Dare forma all’abisso
Il ‘caso letterario’ di Vigdis Hjorth, andando al di là del voyeurismo pruriginoso
Oslo, studio di una commercialista. Il vecchio capofamiglia è morto da pochi giorni a causa di una caduta dalle scale e la vedova e i quattro figli si ritrovano per prendere definitivamente atto di un testamento che peraltro già conoscono: le case al mare sono destinate alle due sorelle minori, mentre una cifra inferiore al valore di mercato delle abitazioni liquiderà l’unico maschio e Bergljot, la sorella maggiore. Ma Bergljot si è portata dei fogli. Non per prendere appunti, ma perché lì sta scritto un testo che ha preparato per l’occasione, certa che la madre e le sorelle, per una volta, non oseranno fare scenate o andarsene senza lasciarla terminare. E difatti riesce a leggerlo, tra le loro più o meno timide proteste e il comprensibile imbarazzo della commercialista, denunciando (o, meglio, ribadendo) di essere stata vittima di abusi sessuali da parte del padre quando era bambina.
Con ‘Eredità’, ora tradotto anche in italiano presso Fazi, Vigdis Hjorth crea un caso letterario internazionale, anzitutto a causa dei numerosi punti di contatto tra la scrittrice e Bergljot, la narratrice e protagonista. E basti qui ricordare che un anno dopo la pubblicazione (l’edizione originale è del 2016), la sorella dell’autrice ha dato alle stampe una sorta di contro-romanzo in cui ne denuncia le disonestà raccontate e le sofferenze che ne sono derivate.
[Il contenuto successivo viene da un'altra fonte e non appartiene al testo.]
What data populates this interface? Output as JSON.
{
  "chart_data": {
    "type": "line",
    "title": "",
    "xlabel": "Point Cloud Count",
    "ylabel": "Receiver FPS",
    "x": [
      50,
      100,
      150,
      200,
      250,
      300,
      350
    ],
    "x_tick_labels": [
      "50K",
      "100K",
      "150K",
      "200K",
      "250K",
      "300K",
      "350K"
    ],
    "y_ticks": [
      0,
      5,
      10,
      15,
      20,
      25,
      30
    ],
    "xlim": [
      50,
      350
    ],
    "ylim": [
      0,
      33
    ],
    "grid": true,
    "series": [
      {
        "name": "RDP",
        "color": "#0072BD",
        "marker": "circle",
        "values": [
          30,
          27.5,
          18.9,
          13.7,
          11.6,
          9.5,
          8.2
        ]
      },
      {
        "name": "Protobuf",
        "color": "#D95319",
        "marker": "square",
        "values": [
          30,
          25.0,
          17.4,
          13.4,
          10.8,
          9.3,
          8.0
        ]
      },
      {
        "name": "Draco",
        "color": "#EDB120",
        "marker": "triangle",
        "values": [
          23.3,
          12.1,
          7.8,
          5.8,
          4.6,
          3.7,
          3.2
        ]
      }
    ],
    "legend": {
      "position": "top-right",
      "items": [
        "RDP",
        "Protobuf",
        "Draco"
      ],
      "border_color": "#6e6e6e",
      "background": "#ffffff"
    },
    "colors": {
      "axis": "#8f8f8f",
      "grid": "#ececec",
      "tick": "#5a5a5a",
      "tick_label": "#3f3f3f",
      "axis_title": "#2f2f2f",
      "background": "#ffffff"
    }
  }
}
Una vicenda immediatamente accostata a quella di un altro scrittore norvegese, Karl Ove Knausgård, che con il ciclo ‘La mia lotta’ sta risollevando la questione dell’opportunità di svelare i fatti personali delle persone legate all’autore: di chi sono le storie? Basta dichiarare di avere scritto un’opera di finzione per mettersi al riparo da polemiche e da grane giudiziarie? Interrogativi, tra l’altro, al centro di un libretto della danese Janne Teller (‘È la mia storia’, Feltrinelli), di cui ho parlato proprio su queste colonne (‘laRegione’, 9 gennaio 2020).
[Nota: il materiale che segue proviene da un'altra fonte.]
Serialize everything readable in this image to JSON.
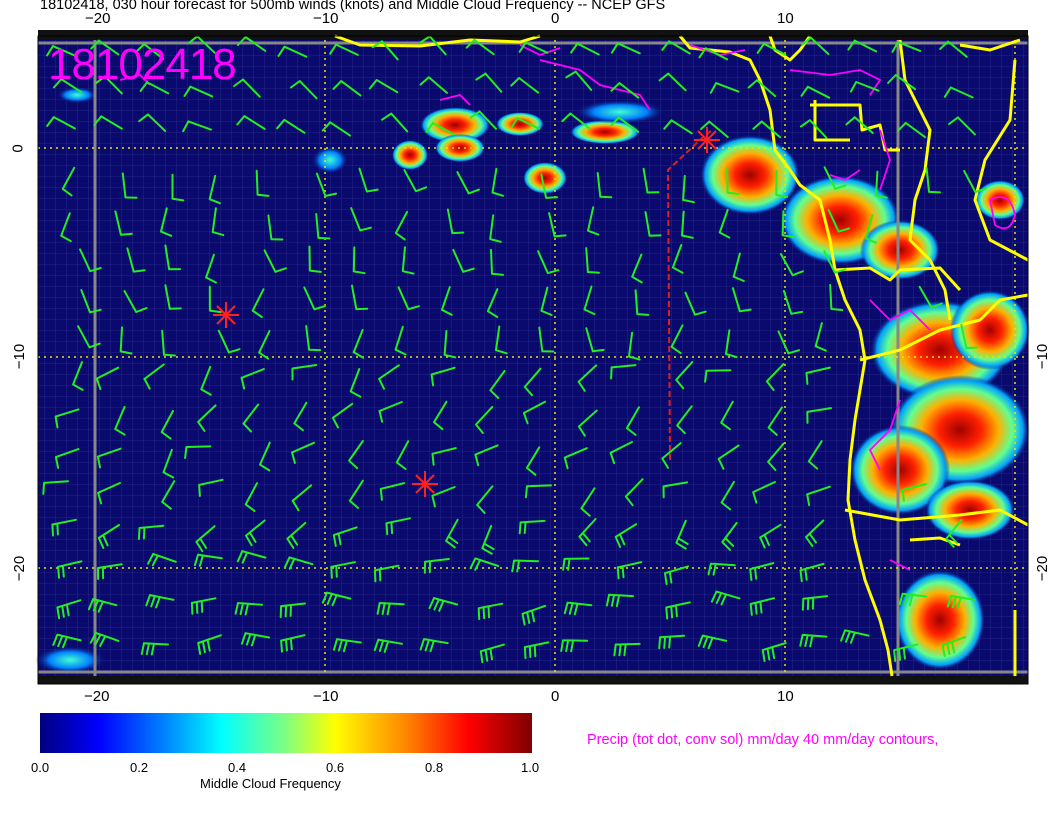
{
  "title": "18102418, 030 hour forecast for 500mb winds (knots) and Middle Cloud Frequency -- NCEP GFS",
  "stamp": "18102418",
  "top_ticks": [
    "−20",
    "−10",
    "0",
    "10"
  ],
  "bottom_ticks": [
    "−20",
    "−10",
    "0",
    "10"
  ],
  "left_ticks": [
    "0",
    "−10",
    "−20"
  ],
  "right_ticks": [
    "−10",
    "−20"
  ],
  "colorbar": {
    "ticks": [
      "0.0",
      "0.2",
      "0.4",
      "0.6",
      "0.8",
      "1.0"
    ],
    "label": "Middle Cloud Frequency"
  },
  "precip_label": "Precip (tot dot, conv sol) mm/day 40 mm/day contours,",
  "colors": {
    "ocean": "#0a0a6e",
    "coast": "#ffff00",
    "barb": "#22ee22",
    "marker": "#ff2020",
    "contour": "#ff00ff",
    "grid_dot": "#e6e600"
  }
}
Sarà tuttavia il caso, una volta per tutte, di smetterla con il voyeurismo pruriginoso con il quale molti si ostinano a leggere l’autofiction: nel momento in cui uno scrittore prende la penna in mano e comincia a raccontare una storia, fosse anche la sua, opera delle scelte che lo iscrivono di fatto entro i confini della letteratura, la cui qualità è difficilmente misurabile, ma di certo slegata dalla sua più o meno stretta adesione alla realtà (sulla cui definizione si aprirebbe un altro discorso mica da poco).
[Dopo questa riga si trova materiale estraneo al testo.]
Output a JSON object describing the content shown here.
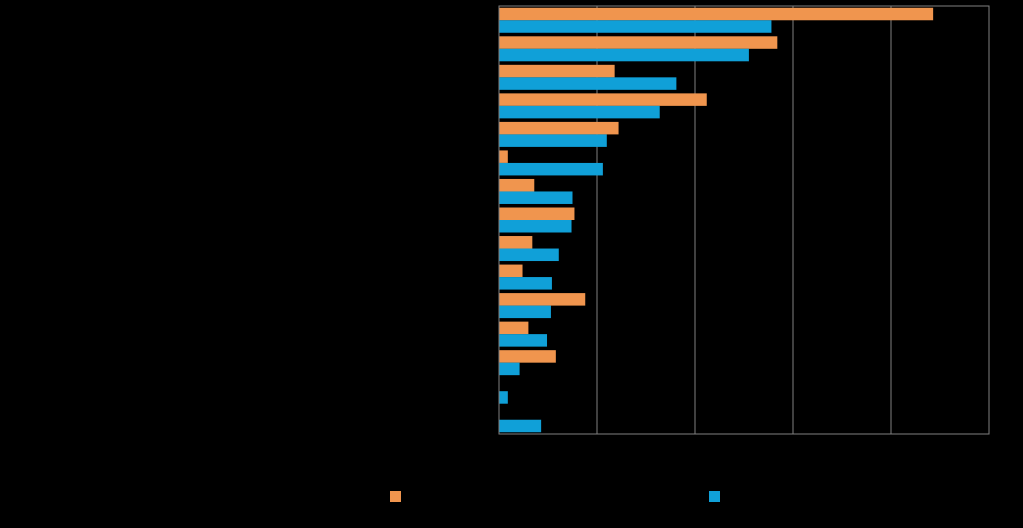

La difficoltà di ascoltare. E di essere ascoltati
Il romanzo di Vigdis Hjorth va quindi accostato cercando di descriverne le caratteristiche letterarie; i meriti (molti) e i punti deboli (pochi, e in larga parte, temo, imputabili alla traduzione italiana). Ora, mi pare che il libro sia anzitutto dedicato alla difficoltà di ascoltare e di essere ascoltati. Bergljot, divorziata e madre di tre figli, da ventitré anni ha rotto i ponti con una famiglia d’origine che ha deciso di rimuovere l’indicibile, e in cui spicca la grettezza infantile della madre, che ha costruito tutta la sua esistenza sul dono effimero della bellezza; una donna frustrata per la sua incapacità di lasciare il marito per l’uomo che amava, e di conseguenza incapace di riconoscere l’orrore che l’avrebbe costretta a lasciarlo per forza: “insesto”, si ostinerà a dire nelle poche occasioni in cui sarà costretta ad affrontare l’argomento, con una spia linguistica che svela impietosamente il processo di rimozione. A Bergljot restano le confidenze agli amici Bo e Klara, e il rapporto in parte ritrovato con il fratello, pure vittima delle angherie paterne. Il romanzo indaga pertanto la necessità di convivere con il dolore e con i momenti di tregua che concede, qui affermata come piena capacità di aderire all’esistenza, avendo, prima di tutto, consapevolezza della sua finitudine: “Ho avuto la possibilità di vivere tutto questo”, si dice più volte Bergljot, ad esempio dopo avere semplicemente potuto tirare per le lunghe la colazione e letto i giornali, con la prospettiva di un fine settimana libero davanti a sé.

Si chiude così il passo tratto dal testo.